ABORDAGEM ARTESANAL, CRÍTICA E PLURAL / ANO 16

América do Sul, Brasil,

segunda-feira, 14 de agosto de 2017

Resistir ao ódio

Bernardo Caprara
Sociólogo e Professor

Na última quinta-feira, voltava da universidade em que trabalho, num ônibus de linha, junto com alunos e alunas. Cansado, consegui um banco para sentar, apesar de o coletivo partir bastante cheio do campus. No meio da viagem, dois rapazes sentados no banco à minha frente se mostravam um meme qualquer. Eram dois homens, brancos, entre os 30 e 40 anos. Olhavam rindo para alguns alunos localizados na parte da frente do ônibus, que conversavam alto sobre os textos que haviam lido na semana. Olhavam rindo e cochichavam alguma coisa.

De relance, sem querer, vi a frase final que estampava o meme no celular de um dos dois homens brancos: era o sobrenome de um pré-candidato à Presidência da República, cuja plataforma mobiliza o ódio contra negros, homossexuais, defensores dos direitos humanos e etc. Ao lado desse sobrenome, havia “2018 neles!”. A cena seguiu por mais algum tempo: olhavam para os estudantes de humanas, para o meme e gargalhavam e cochichavam. Aquilo me deixou nauseado, profundamente incomodado. Lembrei alguns alunos que passaram pelas minhas aulas, nas diferentes instituições que lecionei. Lembrei aqueles que faziam piadas grosseiras contra mulheres, gays e negros, e como se deixavam seduzir pela retórica do ódio, pela simbologia nazifascista e seus derivados.
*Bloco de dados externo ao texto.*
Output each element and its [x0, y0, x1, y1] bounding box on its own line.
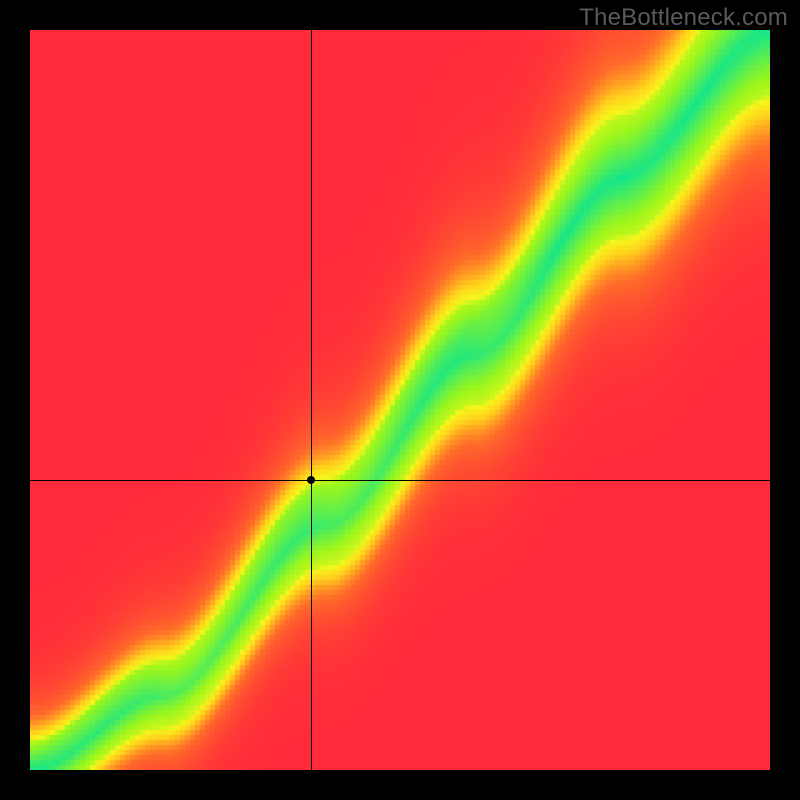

Parece que caminhamos para uma nova encruzilhada histórica, porque tudo indica que estavam certos pensadores como Adorno e Foucault, por exemplo, quando alertavam para a persistência da semente fascista no “capitalismo democrático” ou na “pós-modernidade”. De fato, com fanáticos de extrema-direita, organizados em movimentos terroristas, o diálogo precisa dar lugar à resistência. Porém, com jovens que a tudo querem “zoar”, muitas vezes imersos em condições de vida degradantes, o diálogo paciente, a conversa atenta, a apresentação de outros caminhos e símbolos, todo um trabalho de base pode ajudar a quebrar a reprodução da barbárie. Mesmo assim, se a exploração do trabalho seguir na toada neoliberal e a vida perder de vez qualquer sentido, vai ser difícil superar o “inverno” que já é realidade.